It took the sex scandal of Equitorial Guinea’s finest and lover boy, Baltasar Engonga, for Nigerians to understand that we share different mindsets and ideologies about sex with our French and Spanish -speaking African brothers and sisters.
For instance, even though we are the largest consumers of pornography in Africa, an average Nigerian is prentious and a puritan when it comes to s€x.
We love the subject sex, but we don’t admit that we have it in public.
This is why some Nigerian pregnant women are shy of people seeing them pregnant in public, because she does not want people to know that she is having sex, and pregnancy is evidence of that.
It does not matter that she is legally married to a man; still yet, she does not want people to think she is having s€x.
She is shy.
I think this boils down to how we were raised and the fact that s€x is rarely discussed in most Nigerian homes.
Even when it is discussed, it is discussed in a hushed tone and something that is sacred and forbidden.
I’m not sure many unmarried young people in Nigeria can boldly walk up to their parents to inform them that they are having sex even when that is the case that they have an active s€xual life with their partners.
But for our brothers and sisters in the French and Spanish -speaking African countries
It is a different mindset when it comes to s€x, and they are aggressive when it comes to it.
For instance, in the democratic republic of Congo, a mother can aggressively go for the same man that her daughter is sleeping with.
A young girl can bring her lover home and her mom will hear daughter moaning in her roof and it is nothing to her.
She can even ask her daughter to pass him around if she hears good testimony from her unmarried daughter that the man is good in bed.
The same with men; a man in Congo can go for the same babe that the son is sleeping with, and in their culture, it is not an outrage.
I think that is why Baltasar Engonga could get away with what he did for this long because for his people and the women he slept with consent, it is a way of life to have sex with any man or woman that catches your fancy without feeling guilt about it.
In French and Spanish -speaking African countries, s€x is seen more or less as a need, the way we eat food, and you don’t need to be guilty about it for having it with anyone because you are simply fulfilling a need.
Sex is s€x and no attachment. Men can woo a married woman in Congo, and it is ok.
But in Nigeria, s€x is equated with love and feelings.
Nigerian men are brought up to believe that having sex with many people can block progress and your destiny, so you have to be careful with who you do it with.
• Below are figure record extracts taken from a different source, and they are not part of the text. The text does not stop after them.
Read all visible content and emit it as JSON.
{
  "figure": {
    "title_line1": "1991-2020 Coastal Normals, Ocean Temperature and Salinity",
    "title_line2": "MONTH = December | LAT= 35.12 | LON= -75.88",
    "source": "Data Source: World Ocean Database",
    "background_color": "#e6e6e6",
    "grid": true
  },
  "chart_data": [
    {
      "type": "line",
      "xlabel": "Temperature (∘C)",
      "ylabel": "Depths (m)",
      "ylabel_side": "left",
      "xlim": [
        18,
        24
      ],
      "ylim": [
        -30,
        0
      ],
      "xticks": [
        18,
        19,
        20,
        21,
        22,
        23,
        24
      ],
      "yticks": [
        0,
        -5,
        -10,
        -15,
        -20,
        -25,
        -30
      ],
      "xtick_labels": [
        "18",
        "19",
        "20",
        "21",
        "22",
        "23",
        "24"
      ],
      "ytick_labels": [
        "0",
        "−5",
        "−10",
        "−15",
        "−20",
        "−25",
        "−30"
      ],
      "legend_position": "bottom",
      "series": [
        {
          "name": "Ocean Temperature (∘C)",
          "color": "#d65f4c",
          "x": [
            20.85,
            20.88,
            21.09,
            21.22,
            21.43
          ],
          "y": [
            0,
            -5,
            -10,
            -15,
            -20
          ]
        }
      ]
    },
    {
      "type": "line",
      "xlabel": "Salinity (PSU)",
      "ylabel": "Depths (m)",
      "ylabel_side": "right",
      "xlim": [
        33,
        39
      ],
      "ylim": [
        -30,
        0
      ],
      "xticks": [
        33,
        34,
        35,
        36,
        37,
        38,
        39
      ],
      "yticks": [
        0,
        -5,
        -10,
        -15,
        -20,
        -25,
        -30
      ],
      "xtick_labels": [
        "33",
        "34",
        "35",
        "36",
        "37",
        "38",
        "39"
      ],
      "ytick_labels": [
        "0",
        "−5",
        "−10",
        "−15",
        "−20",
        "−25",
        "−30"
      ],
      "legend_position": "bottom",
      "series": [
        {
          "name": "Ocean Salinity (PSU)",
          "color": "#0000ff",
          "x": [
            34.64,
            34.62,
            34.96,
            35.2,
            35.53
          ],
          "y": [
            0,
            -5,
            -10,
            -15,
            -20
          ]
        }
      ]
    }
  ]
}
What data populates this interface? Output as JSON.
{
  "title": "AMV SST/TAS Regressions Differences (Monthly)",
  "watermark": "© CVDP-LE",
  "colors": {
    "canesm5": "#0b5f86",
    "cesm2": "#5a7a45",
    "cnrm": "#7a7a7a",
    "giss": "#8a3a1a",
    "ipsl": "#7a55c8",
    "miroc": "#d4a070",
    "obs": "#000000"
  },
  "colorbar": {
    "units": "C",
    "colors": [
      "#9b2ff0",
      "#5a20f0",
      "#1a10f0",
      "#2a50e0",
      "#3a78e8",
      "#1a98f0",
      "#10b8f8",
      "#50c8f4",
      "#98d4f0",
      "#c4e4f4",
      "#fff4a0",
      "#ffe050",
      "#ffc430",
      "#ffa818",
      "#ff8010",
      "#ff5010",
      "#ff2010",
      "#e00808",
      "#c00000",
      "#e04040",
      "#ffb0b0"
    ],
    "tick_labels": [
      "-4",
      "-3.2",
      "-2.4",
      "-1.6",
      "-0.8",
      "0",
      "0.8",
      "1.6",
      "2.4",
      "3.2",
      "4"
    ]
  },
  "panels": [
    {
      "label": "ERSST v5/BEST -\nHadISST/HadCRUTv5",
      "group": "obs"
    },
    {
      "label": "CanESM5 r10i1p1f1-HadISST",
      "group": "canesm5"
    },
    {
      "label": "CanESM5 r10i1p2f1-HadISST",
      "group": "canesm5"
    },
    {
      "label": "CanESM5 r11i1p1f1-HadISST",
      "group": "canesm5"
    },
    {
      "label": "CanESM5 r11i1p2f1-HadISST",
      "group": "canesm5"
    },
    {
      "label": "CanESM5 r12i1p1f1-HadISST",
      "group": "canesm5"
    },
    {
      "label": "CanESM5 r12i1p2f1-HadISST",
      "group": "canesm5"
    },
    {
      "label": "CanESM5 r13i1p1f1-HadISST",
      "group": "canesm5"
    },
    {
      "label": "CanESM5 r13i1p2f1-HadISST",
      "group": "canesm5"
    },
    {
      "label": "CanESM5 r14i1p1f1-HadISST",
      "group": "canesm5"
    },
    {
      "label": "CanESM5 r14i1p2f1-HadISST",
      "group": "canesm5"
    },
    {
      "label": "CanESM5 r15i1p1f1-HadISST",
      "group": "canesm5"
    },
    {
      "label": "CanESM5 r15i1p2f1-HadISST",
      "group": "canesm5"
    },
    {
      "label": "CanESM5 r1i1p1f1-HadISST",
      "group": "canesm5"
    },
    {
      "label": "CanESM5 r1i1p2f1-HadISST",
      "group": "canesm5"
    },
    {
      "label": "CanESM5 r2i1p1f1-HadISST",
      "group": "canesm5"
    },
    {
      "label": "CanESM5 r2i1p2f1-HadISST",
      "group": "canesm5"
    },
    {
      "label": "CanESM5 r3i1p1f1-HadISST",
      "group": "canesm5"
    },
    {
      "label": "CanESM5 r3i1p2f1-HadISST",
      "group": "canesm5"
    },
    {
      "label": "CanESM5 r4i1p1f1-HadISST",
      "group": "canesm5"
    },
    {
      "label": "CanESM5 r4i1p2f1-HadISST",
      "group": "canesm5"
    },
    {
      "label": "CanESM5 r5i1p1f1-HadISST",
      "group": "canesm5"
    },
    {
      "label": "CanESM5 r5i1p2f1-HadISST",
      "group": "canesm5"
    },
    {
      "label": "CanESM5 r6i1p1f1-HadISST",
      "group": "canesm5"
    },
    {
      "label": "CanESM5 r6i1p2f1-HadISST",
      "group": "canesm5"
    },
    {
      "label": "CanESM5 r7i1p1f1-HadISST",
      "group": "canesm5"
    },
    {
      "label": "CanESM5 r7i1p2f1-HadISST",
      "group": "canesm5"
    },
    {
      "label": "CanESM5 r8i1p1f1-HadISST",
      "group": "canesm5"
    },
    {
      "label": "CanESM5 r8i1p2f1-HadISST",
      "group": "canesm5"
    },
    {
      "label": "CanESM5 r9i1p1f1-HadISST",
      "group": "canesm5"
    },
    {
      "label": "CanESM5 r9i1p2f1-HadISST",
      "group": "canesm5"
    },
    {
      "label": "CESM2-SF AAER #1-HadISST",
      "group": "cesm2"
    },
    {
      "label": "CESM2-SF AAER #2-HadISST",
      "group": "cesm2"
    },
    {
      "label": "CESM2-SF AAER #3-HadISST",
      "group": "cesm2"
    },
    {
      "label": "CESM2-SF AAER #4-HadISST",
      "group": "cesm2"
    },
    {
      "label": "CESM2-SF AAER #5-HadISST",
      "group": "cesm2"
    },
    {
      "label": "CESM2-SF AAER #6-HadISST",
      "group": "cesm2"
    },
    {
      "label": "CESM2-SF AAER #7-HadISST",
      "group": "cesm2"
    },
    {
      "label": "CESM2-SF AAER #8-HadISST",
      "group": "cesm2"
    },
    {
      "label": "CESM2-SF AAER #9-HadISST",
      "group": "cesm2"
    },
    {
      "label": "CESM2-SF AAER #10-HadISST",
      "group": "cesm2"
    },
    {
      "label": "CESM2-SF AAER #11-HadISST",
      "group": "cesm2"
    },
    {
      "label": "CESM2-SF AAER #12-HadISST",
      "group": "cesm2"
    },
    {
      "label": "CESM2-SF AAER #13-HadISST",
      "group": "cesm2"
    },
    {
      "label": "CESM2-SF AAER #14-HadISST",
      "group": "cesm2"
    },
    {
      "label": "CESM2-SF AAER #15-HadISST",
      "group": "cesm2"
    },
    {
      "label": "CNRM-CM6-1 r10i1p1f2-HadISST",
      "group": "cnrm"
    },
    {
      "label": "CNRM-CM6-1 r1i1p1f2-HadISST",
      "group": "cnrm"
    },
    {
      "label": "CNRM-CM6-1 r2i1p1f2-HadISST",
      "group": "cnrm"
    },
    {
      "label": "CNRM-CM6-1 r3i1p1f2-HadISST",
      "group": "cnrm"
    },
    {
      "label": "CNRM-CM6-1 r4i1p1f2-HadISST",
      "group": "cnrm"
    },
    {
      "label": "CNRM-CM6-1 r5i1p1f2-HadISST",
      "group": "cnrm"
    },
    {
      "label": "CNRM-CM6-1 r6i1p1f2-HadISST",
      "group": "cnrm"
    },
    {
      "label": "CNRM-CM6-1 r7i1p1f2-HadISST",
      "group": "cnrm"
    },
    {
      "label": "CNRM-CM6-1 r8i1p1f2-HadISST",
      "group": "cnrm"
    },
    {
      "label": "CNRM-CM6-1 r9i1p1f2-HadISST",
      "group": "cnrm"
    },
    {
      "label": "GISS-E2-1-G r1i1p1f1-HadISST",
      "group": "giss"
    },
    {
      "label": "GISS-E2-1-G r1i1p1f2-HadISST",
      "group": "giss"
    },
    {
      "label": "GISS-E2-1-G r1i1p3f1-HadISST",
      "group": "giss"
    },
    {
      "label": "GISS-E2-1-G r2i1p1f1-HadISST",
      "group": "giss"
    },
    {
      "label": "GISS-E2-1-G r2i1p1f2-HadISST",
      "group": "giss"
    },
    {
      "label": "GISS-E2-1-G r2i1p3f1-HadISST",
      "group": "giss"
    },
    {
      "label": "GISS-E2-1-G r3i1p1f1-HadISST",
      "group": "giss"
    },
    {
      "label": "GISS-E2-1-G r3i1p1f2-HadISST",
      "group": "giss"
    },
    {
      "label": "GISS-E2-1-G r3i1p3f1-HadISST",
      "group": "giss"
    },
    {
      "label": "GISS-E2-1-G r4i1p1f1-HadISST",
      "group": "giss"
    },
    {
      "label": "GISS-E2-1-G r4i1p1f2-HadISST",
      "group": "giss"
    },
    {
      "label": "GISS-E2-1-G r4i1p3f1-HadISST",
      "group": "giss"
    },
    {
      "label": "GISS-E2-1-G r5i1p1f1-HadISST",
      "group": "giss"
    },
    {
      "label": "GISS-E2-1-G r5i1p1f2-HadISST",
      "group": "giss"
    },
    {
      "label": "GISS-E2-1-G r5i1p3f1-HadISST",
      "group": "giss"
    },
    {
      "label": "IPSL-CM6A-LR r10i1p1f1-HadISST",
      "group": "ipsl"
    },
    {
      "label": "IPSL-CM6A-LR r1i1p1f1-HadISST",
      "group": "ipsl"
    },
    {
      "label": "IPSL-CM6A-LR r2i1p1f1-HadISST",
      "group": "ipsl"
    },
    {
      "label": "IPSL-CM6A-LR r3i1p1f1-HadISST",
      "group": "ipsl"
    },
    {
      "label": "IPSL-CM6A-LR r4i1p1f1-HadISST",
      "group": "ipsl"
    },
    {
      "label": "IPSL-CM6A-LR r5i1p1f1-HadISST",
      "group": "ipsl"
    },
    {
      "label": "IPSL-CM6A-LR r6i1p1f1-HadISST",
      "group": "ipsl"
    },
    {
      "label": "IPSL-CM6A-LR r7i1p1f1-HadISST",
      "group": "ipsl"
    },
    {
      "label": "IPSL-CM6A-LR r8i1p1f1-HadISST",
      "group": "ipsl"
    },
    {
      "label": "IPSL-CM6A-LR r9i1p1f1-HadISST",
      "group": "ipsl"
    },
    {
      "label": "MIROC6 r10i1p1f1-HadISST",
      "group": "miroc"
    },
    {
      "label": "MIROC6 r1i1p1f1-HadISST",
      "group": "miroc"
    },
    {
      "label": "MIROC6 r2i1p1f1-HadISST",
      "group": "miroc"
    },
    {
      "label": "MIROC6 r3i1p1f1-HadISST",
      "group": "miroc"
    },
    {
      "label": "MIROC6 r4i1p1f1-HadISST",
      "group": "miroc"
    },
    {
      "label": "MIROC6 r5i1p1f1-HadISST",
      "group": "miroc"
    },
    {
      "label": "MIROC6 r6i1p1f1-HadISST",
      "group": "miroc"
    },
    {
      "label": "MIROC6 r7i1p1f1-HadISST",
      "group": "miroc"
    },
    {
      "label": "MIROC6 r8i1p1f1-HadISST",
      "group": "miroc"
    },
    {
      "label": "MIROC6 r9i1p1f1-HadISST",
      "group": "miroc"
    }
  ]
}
Because of this mindset, a Nigerian woman is brought up to believe that a man who had sex with you and moved on after the sex used her and collected something important from her.
That is why you hear heartbroken Nigerian women cry out.
“All all I have done for him, which is in most part s€x, he still dumped me.”
This mindset is rooted in the fact that sex is something a Nigerian woman gives to a man, even though it is for mutual enjoyment by the two parties.
It is not like that for French-speaking African women, who prioritise their satisfaction and orgasm over their feelings.
Also in Nigeria, men who are promiscuous like Baltasar Engonga are ridiculed and called community penis by members of the community where he lives, but in Cameroun, for instance, men who behave like him are in the majority, and they are celebrated and seen as normal.
The only difference is that they don’t tape their s€xual encounters with their multiple partners like Baltasar Engonga did.
So this is a case of us being in the same Africa; we even share the same complexion, but we have different views and mindsets about s€x, which is ok.